Contre toute attente des parents, c’est à la morgue pour certains et dans les salles d’urgence débordées des hôpitaux de Bangui que se sont retrouvés de nombreux élèves censés composer l’examen du baccalauréat, session de juin 2025, ce mercredi 25 juin.
Tout est parti d’une détonation provenant d’un transformateur de l’Énergie Centrafricaine (ENERCA), situé à proximité du lycée Barthélemy Boganda, l’un des plus grands centres d’examen de la capitale. Ce jour-là, les candidats de la série littéraire y composaient.
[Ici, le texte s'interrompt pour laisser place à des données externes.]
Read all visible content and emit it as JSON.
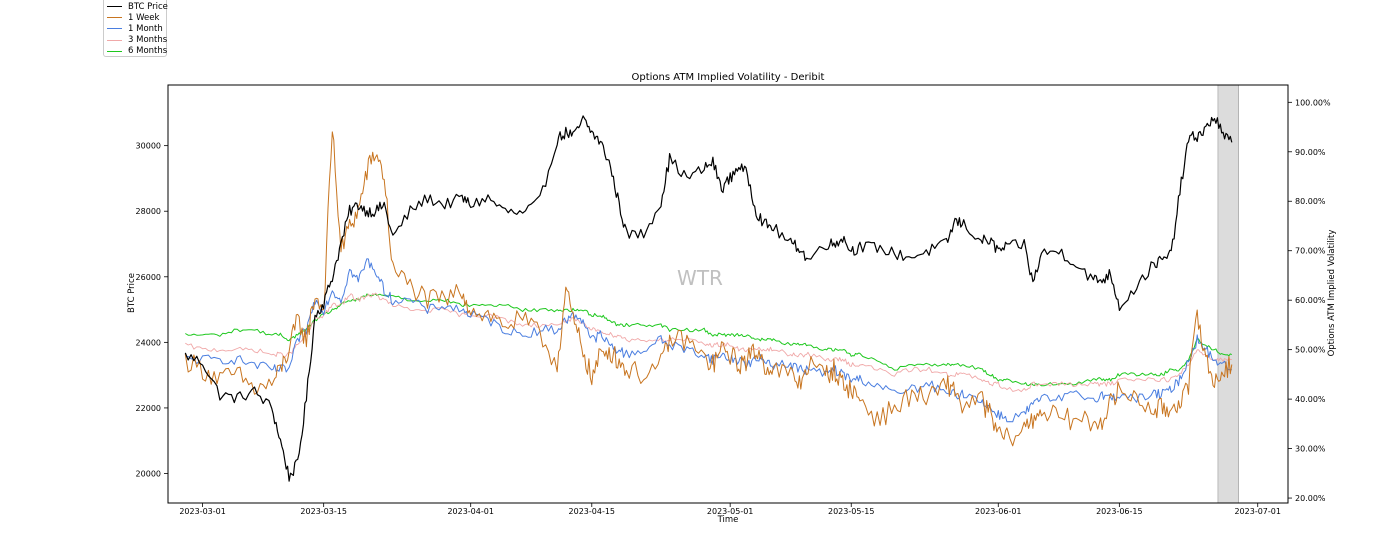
{
  "chart_data": {
    "type": "line",
    "title": "Options ATM Implied Volatility - Deribit",
    "xlabel": "Time",
    "ylabel": "BTC Price",
    "y2label": "Options ATM Implied Volatility",
    "watermark": "WTR",
    "x_ticks": [
      "2023-03-01",
      "2023-03-15",
      "2023-04-01",
      "2023-04-15",
      "2023-05-01",
      "2023-05-15",
      "2023-06-01",
      "2023-06-15",
      "2023-07-01"
    ],
    "x_tick_days": [
      0,
      14,
      31,
      45,
      61,
      75,
      92,
      106,
      122
    ],
    "xlim_days": [
      -4,
      125.5
    ],
    "x_origin_date": "2023-03-01",
    "y_ticks": [
      20000,
      22000,
      24000,
      26000,
      28000,
      30000
    ],
    "y_tick_labels": [
      "20000",
      "22000",
      "24000",
      "26000",
      "28000",
      "30000"
    ],
    "ylim": [
      19100,
      31850
    ],
    "y2_ticks": [
      20,
      30,
      40,
      50,
      60,
      70,
      80,
      90,
      100
    ],
    "y2_tick_labels": [
      "20.00%",
      "30.00%",
      "40.00%",
      "50.00%",
      "60.00%",
      "70.00%",
      "80.00%",
      "90.00%",
      "100.00%"
    ],
    "y2lim": [
      19,
      103.5
    ],
    "shaded_region_days": [
      117.4,
      119.8
    ],
    "shaded_region_color": "#dcdcdc",
    "x_days": [
      -2,
      0,
      2,
      4,
      6,
      8,
      9,
      10,
      11,
      12,
      13,
      14,
      15,
      16,
      17,
      18,
      19,
      20,
      21,
      22,
      24,
      26,
      28,
      30,
      31,
      33,
      35,
      37,
      39,
      41,
      42,
      43,
      44,
      45,
      46,
      47,
      48,
      49,
      51,
      53,
      54,
      56,
      58,
      59,
      60,
      61,
      62,
      63,
      64,
      65,
      66,
      68,
      69,
      70,
      72,
      73,
      74,
      75,
      76,
      78,
      80,
      82,
      84,
      86,
      87,
      88,
      90,
      91,
      92,
      93,
      95,
      96,
      97,
      99,
      101,
      103,
      104,
      105,
      106,
      108,
      110,
      111,
      112,
      113,
      114,
      115,
      116,
      117,
      118,
      119
    ],
    "series": [
      {
        "name": "BTC Price",
        "color": "#000000",
        "axis": "left",
        "values": [
          23600,
          23400,
          22400,
          22300,
          22500,
          22000,
          21000,
          19900,
          20300,
          22300,
          24800,
          25200,
          26000,
          27000,
          28000,
          28200,
          28000,
          28000,
          28200,
          27200,
          28000,
          28400,
          28200,
          28400,
          28200,
          28400,
          28000,
          27900,
          28300,
          30200,
          30400,
          30300,
          30800,
          30400,
          30100,
          29500,
          28400,
          27300,
          27300,
          28300,
          29600,
          29000,
          29300,
          29500,
          28700,
          29000,
          29400,
          29100,
          28000,
          27600,
          27500,
          27000,
          26900,
          26500,
          27000,
          27000,
          27200,
          26800,
          26900,
          26900,
          26700,
          26600,
          26800,
          27000,
          27700,
          27600,
          27100,
          27100,
          26800,
          26900,
          27000,
          25800,
          26700,
          26800,
          26400,
          25900,
          25900,
          26100,
          25100,
          25700,
          26400,
          26500,
          26700,
          28600,
          30200,
          30300,
          30500,
          30900,
          30300,
          30100
        ]
      },
      {
        "name": "1 Week",
        "color": "#c87520",
        "axis": "right",
        "values": [
          48,
          46,
          44,
          45,
          42,
          43,
          46,
          50,
          56,
          52,
          61,
          58,
          95,
          70,
          75,
          78,
          86,
          90,
          85,
          66,
          63,
          60,
          60,
          62,
          58,
          57,
          55,
          56,
          53,
          47,
          62,
          55,
          50,
          44,
          49,
          50,
          48,
          46,
          45,
          47,
          52,
          52,
          48,
          47,
          50,
          49,
          47,
          48,
          50,
          47,
          46,
          45,
          43,
          47,
          45,
          46,
          43,
          42,
          40,
          36,
          38,
          41,
          40,
          43,
          42,
          38,
          40,
          37,
          33,
          32,
          34,
          36,
          38,
          36,
          36,
          35,
          36,
          39,
          42,
          40,
          38,
          38,
          38,
          40,
          42,
          58,
          48,
          43,
          46,
          47
        ]
      },
      {
        "name": "1 Month",
        "color": "#4a7ee0",
        "axis": "right",
        "values": [
          48,
          48,
          48,
          48,
          47,
          46,
          46,
          46,
          52,
          54,
          60,
          58,
          62,
          60,
          66,
          64,
          68,
          66,
          62,
          60,
          60,
          58,
          59,
          58,
          57,
          56,
          54,
          53,
          54,
          54,
          56,
          57,
          56,
          52,
          53,
          51,
          50,
          49,
          50,
          52,
          51,
          50,
          49,
          48,
          49,
          48,
          48,
          47,
          48,
          48,
          47,
          47,
          46,
          46,
          45,
          46,
          45,
          44,
          44,
          43,
          41,
          42,
          43,
          41,
          41,
          41,
          40,
          38,
          37,
          36,
          37,
          39,
          40,
          40,
          41,
          40,
          41,
          40,
          41,
          40,
          41,
          41,
          42,
          44,
          48,
          52,
          50,
          48,
          47,
          46
        ]
      },
      {
        "name": "3 Months",
        "color": "#f0a8a8",
        "axis": "right",
        "values": [
          51,
          50,
          50,
          50,
          50,
          49,
          49,
          49,
          51,
          53,
          56,
          57,
          59,
          59,
          61,
          60,
          61,
          61,
          60,
          59,
          58,
          58,
          58,
          57,
          57,
          57,
          56,
          55,
          55,
          55,
          56,
          56,
          55,
          54,
          54,
          53,
          53,
          52,
          52,
          52,
          52,
          52,
          51,
          51,
          51,
          51,
          50,
          50,
          50,
          50,
          50,
          49,
          49,
          49,
          48,
          48,
          48,
          47,
          47,
          46,
          45,
          46,
          46,
          45,
          45,
          45,
          44,
          43,
          43,
          42,
          42,
          43,
          43,
          43,
          43,
          43,
          43,
          43,
          44,
          44,
          44,
          44,
          44,
          45,
          47,
          50,
          49,
          48,
          48,
          48
        ]
      },
      {
        "name": "6 Months",
        "color": "#1ec81e",
        "axis": "right",
        "values": [
          53,
          53,
          53,
          54,
          54,
          53,
          53,
          52,
          53,
          54,
          56,
          57,
          58,
          59,
          60,
          60,
          61,
          61,
          61,
          61,
          60,
          60,
          60,
          59,
          59,
          59,
          59,
          58,
          58,
          58,
          58,
          58,
          58,
          57,
          57,
          56,
          55,
          55,
          55,
          55,
          54,
          54,
          54,
          53,
          53,
          53,
          53,
          53,
          52,
          52,
          52,
          51,
          51,
          51,
          50,
          50,
          50,
          49,
          49,
          48,
          46,
          47,
          47,
          47,
          47,
          47,
          46,
          45,
          44,
          44,
          43,
          43,
          43,
          43,
          43,
          44,
          44,
          44,
          45,
          45,
          45,
          45,
          46,
          46,
          48,
          52,
          51,
          50,
          49,
          49
        ]
      }
    ],
    "legend_placement": "top-left, outside plot"
  }
}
Pris de panique à la suite de cette forte explosion, les élèves ont fui dans tous les sens. Certains ont sauté du haut des étages, d’autres ont été piétinés dans les escaliers ou ont chuté en tentant de fuir.
Le bilan provisoire fait état de plusieurs dizaines de morts et de centaines de blessés, dont des cas graves, répartis dans les différents centres hospitaliers de Bangui.
Ce drame met une fois de plus en lumière les failles criantes en matière de sécurité, de gestion des infrastructures scolaires, et de prévention des risques en milieu scolaire, dans un pays déjà fragilisé par des crises à répétition.
Les organisations de la société civile et plusieurs partis politiques s’indignent et condamnent le gouvernement, qu’ils jugent irresponsable au regard des dégâts causés. La Marche pour la Démocratie et le Salut du Peuple (MDSP), dirigée par le Dr Dominique Désiré Erenon, « s’indigne de la teneur de la déclaration du ministère de l’Éducation nationale, qui appelle plutôt à la poursuite des examens du baccalauréat alors que nous sommes véritablement en deuil national ».
Il faut signaler qu’il y a quelques semaines, un jeune garçon, vendeur d’œufs, a été victime d’un court-circuit sous la pluie, dû aux mauvaises installations de l’ENERCA.
On peut se demander pourquoi les élèves n’ont pas résisté à ce simple bruit de transformateur. Dans un pays normal, un tel bruit serait peut-être passé inaperçu. S’il devait y avoir une réaction, ce sont les surveillants qui auraient dû sortir en premier pour vérifier l’origine du bruit, puis revenir informer calmement les élèves. Mais pourquoi ces derniers ont-ils presque tous eu le même réflexe de fuir précipitamment les salles de classe ?
C’est là que s’illustre la profondeur des séquelles laissées par les conflits armés. Quand on dit que la guerre laisse des traces visibles et invisibles, c’est exactement ce qui est vécu aujourd’hui en République centrafricaine.
Dans un pays où les enfants n’ont pas grandi sous les bruits des balles, ce drame aurait probablement été évité. Ici, enfants et adultes sont nés et ont grandi dans un climat de violence, conditionnés à réagir au moindre bruit suspect.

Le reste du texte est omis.